In business, effective communication is the bedrock of success, as is widely acknowledged in various studies. According to the 2023 State of Business Communication report, business leaders attribute heightened productivity (72%), increased customer satisfaction (63%), and boosted employee confidence (60%) as the top three advantages resulting from effective communication.
However, the study also reveals a decline in communication effectiveness (down 12%) and a resultant 15% drop in productivity. The repercussions are substantial: poor communication is estimated to incur an annual cost of $1.2 trillion for businesses in the US, averaging $12,506 per employee per year. It’s an issue we hear consistently from executives at IMD in Switzerland, and one they’re keen to address.
While challenges persist in human-to-human communication, introducing powerful machines, such as new forms of artificial intelligence (AI), adds another layer to the conversation. How are we communicating with these machines, and are there ways to communicate more effectively?
Undoubtedly, AI has the potential to revolutionize business communication. New forms not only enhance productivity, freeing up time for the creative elements of communication, they also generate content and improve accessibility for individuals with disabilities through speech-to-text technologies.

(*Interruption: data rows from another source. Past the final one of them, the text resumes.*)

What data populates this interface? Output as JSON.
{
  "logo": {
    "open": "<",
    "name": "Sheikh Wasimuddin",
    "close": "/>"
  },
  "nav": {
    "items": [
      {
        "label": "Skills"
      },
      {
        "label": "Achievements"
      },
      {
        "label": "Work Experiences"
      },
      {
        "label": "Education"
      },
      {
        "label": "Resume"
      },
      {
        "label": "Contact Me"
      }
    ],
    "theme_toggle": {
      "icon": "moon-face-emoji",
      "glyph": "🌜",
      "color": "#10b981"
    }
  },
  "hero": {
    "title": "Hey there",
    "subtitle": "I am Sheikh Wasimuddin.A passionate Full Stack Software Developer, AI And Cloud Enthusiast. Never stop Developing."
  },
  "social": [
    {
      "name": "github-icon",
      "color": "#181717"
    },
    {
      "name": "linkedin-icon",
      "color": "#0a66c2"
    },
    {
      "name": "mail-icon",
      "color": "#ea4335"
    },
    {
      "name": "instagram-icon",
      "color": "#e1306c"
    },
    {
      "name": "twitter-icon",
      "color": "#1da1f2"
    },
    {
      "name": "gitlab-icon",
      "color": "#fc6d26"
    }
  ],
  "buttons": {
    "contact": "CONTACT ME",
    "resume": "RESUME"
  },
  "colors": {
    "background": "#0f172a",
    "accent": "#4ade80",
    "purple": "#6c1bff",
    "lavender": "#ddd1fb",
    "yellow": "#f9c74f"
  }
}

However, responsible use of AI in communication requires ethical considerations, transparency, and a balance between technological efficiency and human-centric approaches. Still, successful human-AI collaboration is already well underway. Early studies suggest considerable improvements in productivity through written communication for those who embrace the latest wave of ground-breaking generative AI tools, such as OpenAI’s GPT-4.
The first step is understanding this much-hyped technology. Generative AI (GenAI), a sub-field of machine learning, is a marvel that may take us a decade to fully comprehend. It operates by generating new content and data based on a human prompt, which can originate from humans through text or voice prompts, or from other machines through code.
Large Language Models (LLMs) power the resulting output, whether in the form of text, images, code, videos, or music. This output often feels like our own, as the creation process involves our questions and inquiries to the AI. However, the quality of the output is largely driven by the quality of the questions, also known as prompts, that we provide.